Samstag , 24. Oktober 2020
Wo derzeit noch Autos parken, sollen schon bald zwei Neubauten im Luxus-Segment entstehen. (Foto: be)

Luxusbau am Liebesgrund

Lüneburg. Die Hindenburgstraße gehört in ihrem östlichen Abschnitt zu den besseren Adressen Lüneburgs, vor allem die Seite, die dem Liebesgrund zugewandt ist. Entsprechend hochpreisig sind dort Wohnungen und Grundstücke. Dies dürfte vermutlich weiteren Auftrieb durch ein Bauvorhaben erfahren, das dort auf einem unbebauten Grundstück geplant ist.

Entstehen sollen auf dem Grundstück Hindenburgstraße 111 zwei zweigeschossige Gebäude plus Staffelgeschoss mit Mansarddach, berichtet Architekt Wolfgang Dimke, der das Objekt im Auftrag seines Sohnes und Investors Felix Dimke plant. Pro Gebäude sind drei Wohnungen mit jeweils rund hundert Quadratmetern Wohnfläche vorgesehen, außerdem eine Tiefgarage mit zehn Stellplätzen.

Die in rotem Backstein mit weißen Holz-Sprossenfenstern gezeichneten Gebäude werden sich „wie die Faust aufs Auge“ in die Umgebung einfügen, verspricht Dimke. Die Bauausführung werde „im hochwertigen Bereich“ erfolgen.

Das wird sich auch in den Preisen widerspiegeln, die durch den Verkauf der Wohnungen erzielt werden sollen. „Der Quadratmeterpreis wird oberhalb von 6000 Euro liegen“, sagt Dimke. Dass dies den ohnehin hochpreisigen Immobilienmarkt in Lüneburg weiter anheizen wird, weiß auch er, begründet dies aber mit dem hohen Kaufpreis fürs Grundstück. Das wurde bis vor kurzem noch als Parkfläche unter anderem für das Car-Sharing-Unternehmen Cambio genutzt.

Um Unwägbarkeiten bereits im Vorfeld auszuloten, habe man sich für eine Bauvoranfrage entschieden.
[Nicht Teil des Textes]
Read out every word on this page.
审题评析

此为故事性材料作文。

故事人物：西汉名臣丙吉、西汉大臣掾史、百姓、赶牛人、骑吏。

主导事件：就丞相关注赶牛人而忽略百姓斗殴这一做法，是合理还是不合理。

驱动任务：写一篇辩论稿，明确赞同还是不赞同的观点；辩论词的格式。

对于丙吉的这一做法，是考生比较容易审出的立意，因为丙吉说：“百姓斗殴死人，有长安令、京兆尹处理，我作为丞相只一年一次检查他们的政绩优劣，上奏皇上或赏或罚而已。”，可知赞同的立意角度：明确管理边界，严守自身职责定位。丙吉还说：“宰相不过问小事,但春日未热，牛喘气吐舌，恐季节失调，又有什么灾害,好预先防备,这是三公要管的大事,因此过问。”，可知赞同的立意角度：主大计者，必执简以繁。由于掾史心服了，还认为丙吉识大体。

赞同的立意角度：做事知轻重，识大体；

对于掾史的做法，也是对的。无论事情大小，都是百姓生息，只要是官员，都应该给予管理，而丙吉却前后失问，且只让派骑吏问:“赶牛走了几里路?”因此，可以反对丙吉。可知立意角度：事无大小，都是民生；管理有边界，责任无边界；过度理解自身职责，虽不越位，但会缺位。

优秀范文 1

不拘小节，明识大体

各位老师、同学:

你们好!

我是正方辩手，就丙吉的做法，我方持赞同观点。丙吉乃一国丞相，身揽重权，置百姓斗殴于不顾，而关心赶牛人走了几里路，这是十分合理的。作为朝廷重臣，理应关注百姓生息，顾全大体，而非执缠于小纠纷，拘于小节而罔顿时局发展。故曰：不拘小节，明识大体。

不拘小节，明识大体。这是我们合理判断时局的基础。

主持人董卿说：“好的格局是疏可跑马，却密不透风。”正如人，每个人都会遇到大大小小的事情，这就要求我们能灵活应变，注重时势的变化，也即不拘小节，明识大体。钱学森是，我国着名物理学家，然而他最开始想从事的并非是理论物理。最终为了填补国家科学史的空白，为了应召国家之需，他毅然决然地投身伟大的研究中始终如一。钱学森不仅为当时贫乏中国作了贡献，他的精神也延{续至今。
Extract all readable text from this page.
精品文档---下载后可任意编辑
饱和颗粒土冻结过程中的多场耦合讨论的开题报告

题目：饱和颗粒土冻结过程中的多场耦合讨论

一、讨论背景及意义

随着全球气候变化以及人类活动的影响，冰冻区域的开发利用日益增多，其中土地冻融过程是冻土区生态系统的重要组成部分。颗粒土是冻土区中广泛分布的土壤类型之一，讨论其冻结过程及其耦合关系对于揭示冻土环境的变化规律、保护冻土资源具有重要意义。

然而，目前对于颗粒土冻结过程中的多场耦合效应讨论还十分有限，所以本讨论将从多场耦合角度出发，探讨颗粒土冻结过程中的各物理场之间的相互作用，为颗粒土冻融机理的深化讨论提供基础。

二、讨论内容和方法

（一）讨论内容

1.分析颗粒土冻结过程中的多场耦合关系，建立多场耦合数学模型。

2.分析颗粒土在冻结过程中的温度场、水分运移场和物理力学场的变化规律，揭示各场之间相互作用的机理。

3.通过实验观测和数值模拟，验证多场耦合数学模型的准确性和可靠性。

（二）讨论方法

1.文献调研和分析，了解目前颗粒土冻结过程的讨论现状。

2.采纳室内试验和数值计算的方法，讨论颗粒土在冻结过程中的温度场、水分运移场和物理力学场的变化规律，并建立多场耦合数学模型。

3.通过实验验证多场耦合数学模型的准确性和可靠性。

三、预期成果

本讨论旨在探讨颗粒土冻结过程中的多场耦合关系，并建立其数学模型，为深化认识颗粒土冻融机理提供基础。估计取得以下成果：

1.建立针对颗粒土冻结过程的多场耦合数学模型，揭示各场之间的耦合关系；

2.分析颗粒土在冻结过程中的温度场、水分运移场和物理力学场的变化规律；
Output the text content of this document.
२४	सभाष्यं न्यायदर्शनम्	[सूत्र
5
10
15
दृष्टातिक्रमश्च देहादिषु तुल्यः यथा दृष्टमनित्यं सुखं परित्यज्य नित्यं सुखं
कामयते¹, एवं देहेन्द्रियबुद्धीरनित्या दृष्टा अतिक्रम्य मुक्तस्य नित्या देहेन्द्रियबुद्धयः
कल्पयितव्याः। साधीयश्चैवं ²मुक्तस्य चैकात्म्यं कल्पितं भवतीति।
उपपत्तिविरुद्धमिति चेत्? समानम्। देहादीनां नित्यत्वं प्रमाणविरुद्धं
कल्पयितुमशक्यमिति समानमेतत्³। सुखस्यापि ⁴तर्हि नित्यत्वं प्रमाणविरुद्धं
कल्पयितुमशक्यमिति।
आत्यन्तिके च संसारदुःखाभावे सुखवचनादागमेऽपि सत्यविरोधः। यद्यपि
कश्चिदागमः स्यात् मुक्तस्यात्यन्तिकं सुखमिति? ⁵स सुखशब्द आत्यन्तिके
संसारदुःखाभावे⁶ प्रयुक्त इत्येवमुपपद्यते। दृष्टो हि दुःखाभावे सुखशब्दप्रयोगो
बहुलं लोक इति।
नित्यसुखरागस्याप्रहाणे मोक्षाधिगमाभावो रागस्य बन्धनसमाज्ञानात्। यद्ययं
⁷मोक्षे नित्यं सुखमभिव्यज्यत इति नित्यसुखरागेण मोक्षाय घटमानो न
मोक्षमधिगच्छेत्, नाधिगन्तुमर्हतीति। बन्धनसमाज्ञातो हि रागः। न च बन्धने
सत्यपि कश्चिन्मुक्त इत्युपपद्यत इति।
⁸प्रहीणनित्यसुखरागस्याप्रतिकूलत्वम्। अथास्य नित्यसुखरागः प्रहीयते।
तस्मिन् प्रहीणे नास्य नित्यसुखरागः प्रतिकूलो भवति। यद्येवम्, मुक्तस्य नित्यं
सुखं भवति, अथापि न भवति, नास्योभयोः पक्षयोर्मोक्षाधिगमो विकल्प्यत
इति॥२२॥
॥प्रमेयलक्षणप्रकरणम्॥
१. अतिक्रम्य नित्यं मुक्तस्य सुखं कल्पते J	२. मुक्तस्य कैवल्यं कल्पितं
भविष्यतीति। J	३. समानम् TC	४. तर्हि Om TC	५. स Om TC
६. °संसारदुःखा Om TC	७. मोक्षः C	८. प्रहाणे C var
Ein Jahr lang habe man sich dazu mit der Stadt ausgetauscht und laut Dimke am Ende „gemeinsam ein gutes Konzept erarbeitet“. Festgelegt wurde dabei unter anderem, dass der Abstand der Baukörper zum Liebesgrund vergrößert wird und statt eines L-förmigen Gebäudes zwei einzelne entstehen. Nachbarn hätten Gelegenheit gehabt, ihre Bedenken vorzutragen. Ein Beweissicherungsverfahren zur Feststellung möglicher Schäden an den Nachbarhäusern während der Bauphase sei vorgesehen.

Wie die Stadtverwaltung erklärte, liege das Baugrundstück außerhalb des Senkungsgebiets. „Spezielle Baugrenzen, die hier einzuhalten wären, gibt es nicht“, sagt Pressesprecherin Ann-Kristin Jenckel. Auch seien die örtlichen Verhältnisse mehrmals in Augenschein genommen worden, um zu gewährleisten , dass sich das Vorhaben in die Umgebung einfühgt.

Inzwischen wurde die Bauvoranfrage positiv beschieden, wie Architekt Dimke berichtet. Er rechne nun damit, in etwa zwei Monaten mit dem Bau beginnen zu können.